If Trump and Kim Jong Un are talking, at least they aren’t bombing

On June 30, President Trump crossed into North Korea and became the first U.S. president to visit the hermit kingdom. Figures on both sides of the political aisle condemned the president for entertaining a maniacal and evil dictator such as Kim Jong Un. Yet these critics get it all wrong: By maintaining dialogue, the president has yanked us from the brink of nuclear war and balanced a trilateral relationship between China and North Korea.

Open dialogue is essential in international politics. If we’re in ongoing economic or military discussions, we’re not lobbing intercontinental ballistic missiles at one another. That’s a good thing.

Consider the critical framework of dialogue with evil dictators through a Chinese lens. If we didn’t engage with dictators, no American president would ever have met with Mao Zedong, who killed over 1.5 million during the Chinese Cultural Revolution and over 45 million estimated during the totality of his rule. Yet President Richard Nixon met Mao. And upon Mao’s death, our relationship with China has steadily improved, with frequent summits and cross-border negotiations. One thing has been suspiciously absent in U.S.-China relations since the 1970s: war.

Nixon’s unprecedented trip to China in 1972 is now regarded by foreign policy experts as the beginning of a relationship that has been complicated, but fruitful. It’s easy to forget how close we were to open hostilities with China after a proxy war in Korea in the 1950s. Since Nixon’s trip, military conflict with China, with the exception of the occasional game of chicken in the South China Sea, has been nonexistent, cross-strait relations have improved, American businesses have an increased presence in China, and the Chinese people have become more free as a result.

There is little doubt that we could achieve the same with North Korea.

Prior to Trump, American presidents didn’t successfully engage with the Kim family. In fact, President Clinton allegedly wanted to bomb North Korean enrichment facilities. Then in 2001, President George W. Bush instigated diplomatic back-channels to improve relations and set up a summit with no real progress. Under President Barack Obama, North Korean missile tests were frequent, and uncertainty regarding the relationship reached an all-time high following the death of Kim Jong Il and the assumption of control by Kim Jong Un.

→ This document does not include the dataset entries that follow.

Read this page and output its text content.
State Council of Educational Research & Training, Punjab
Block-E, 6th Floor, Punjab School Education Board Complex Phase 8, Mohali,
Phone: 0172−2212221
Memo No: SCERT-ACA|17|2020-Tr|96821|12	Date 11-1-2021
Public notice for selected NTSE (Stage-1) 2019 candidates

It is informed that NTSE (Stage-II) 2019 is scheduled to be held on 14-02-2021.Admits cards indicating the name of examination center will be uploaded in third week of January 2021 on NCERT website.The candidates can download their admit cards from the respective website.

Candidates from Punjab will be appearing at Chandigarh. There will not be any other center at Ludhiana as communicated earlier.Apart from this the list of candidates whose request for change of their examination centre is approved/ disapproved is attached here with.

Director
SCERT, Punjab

Obama at one point even threatened military strikes.

Now, we have a president who has met with the North Korean dictator several times both on foreign soil and within North Korea. As a result, the rhetoric has been toned down and missile tests have decreased tremendously.

An unequivocal nuclear disarmament seems unlikely and far-fetched, given North Korea’s past reluctance and their belief that nuclear weapons give them legitimacy in the world playing field. This is why the parallelism to China and Nixon is so important and relevant now.

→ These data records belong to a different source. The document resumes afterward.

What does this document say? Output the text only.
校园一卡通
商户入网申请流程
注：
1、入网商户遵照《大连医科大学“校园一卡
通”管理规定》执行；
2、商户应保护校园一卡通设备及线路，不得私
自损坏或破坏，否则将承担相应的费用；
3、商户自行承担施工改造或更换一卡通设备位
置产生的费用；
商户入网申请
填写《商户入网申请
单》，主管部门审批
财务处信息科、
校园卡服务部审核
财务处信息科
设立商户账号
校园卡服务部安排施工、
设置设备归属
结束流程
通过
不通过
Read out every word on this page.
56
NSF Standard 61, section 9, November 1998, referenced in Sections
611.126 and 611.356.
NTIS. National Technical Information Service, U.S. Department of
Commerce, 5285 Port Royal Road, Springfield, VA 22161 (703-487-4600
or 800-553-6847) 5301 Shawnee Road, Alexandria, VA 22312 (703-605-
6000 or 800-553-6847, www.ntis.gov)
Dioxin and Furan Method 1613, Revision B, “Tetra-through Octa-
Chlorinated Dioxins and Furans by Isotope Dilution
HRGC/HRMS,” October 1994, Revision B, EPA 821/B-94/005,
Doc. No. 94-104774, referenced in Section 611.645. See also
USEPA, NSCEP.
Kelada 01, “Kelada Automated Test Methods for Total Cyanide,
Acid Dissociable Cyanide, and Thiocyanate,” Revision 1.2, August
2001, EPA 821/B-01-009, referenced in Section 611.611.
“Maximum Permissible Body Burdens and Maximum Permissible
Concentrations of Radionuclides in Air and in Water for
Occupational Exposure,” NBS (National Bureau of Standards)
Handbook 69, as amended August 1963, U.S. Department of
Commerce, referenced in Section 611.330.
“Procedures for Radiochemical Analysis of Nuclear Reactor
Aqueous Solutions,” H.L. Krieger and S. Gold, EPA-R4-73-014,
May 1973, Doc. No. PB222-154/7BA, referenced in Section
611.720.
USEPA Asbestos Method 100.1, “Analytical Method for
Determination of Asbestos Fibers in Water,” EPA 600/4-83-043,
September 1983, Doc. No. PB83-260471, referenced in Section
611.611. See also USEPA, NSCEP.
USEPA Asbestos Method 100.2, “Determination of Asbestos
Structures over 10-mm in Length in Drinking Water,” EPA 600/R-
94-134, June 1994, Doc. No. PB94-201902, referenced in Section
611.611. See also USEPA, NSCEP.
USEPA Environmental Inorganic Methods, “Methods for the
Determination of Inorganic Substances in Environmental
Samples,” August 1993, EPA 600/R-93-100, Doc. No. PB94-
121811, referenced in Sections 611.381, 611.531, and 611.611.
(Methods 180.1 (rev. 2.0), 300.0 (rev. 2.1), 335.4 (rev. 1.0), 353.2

Dialogue is as much progress as it is leverage. A week ago, Chinese President Xi Jinping left North Korea after meeting with Kim Jong Un. The summit comes amid a trade war between the Chinese and the United States which has had complicated and detrimental economic impact for both countries. Such meetings suggest the Chinese have felt the adverse impacts, and President Xi proffered a meeting on Kim’s home turf to solidify the relationship as one of their sole trading partners.

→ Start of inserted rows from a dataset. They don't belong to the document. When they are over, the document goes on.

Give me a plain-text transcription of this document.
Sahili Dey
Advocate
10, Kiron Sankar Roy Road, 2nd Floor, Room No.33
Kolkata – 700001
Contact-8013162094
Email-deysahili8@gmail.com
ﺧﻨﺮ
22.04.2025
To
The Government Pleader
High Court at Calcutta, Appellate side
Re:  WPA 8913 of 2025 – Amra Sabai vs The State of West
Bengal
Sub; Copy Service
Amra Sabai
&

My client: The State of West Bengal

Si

While the policy impacts of the meeting remain secret, President Xi has indicated that Kim is open to de-nuclearization. This is good news for open dialogue between the U.S. and North Korea, and a step toward curbing a regime that only a few years ago was hell-bent on creating worldwide legitimacy by launching ICBMs over Japan.

Keeping the Chinese uncertain about fruitful dialogues between North Korea and Trump elevates our bargaining position with the Chinese during trade negotiations that have stalled lately. All in all, making a peaceful relationship out of one formerly built on distrust, noncommunication, and a Pacific-Ocean-scaled game of Battleship, well, that shows progress.

Criticizing the president for anything and everything is in vogue. However, he is right to engage with world leaders, even ones as reprehensibly evil as Kim Jong Un. We should all prefer a world where Trump can pick up the phone and call the hermit kingdom’s chairman than one where American diplomats have to back-channel diplomacy in secret.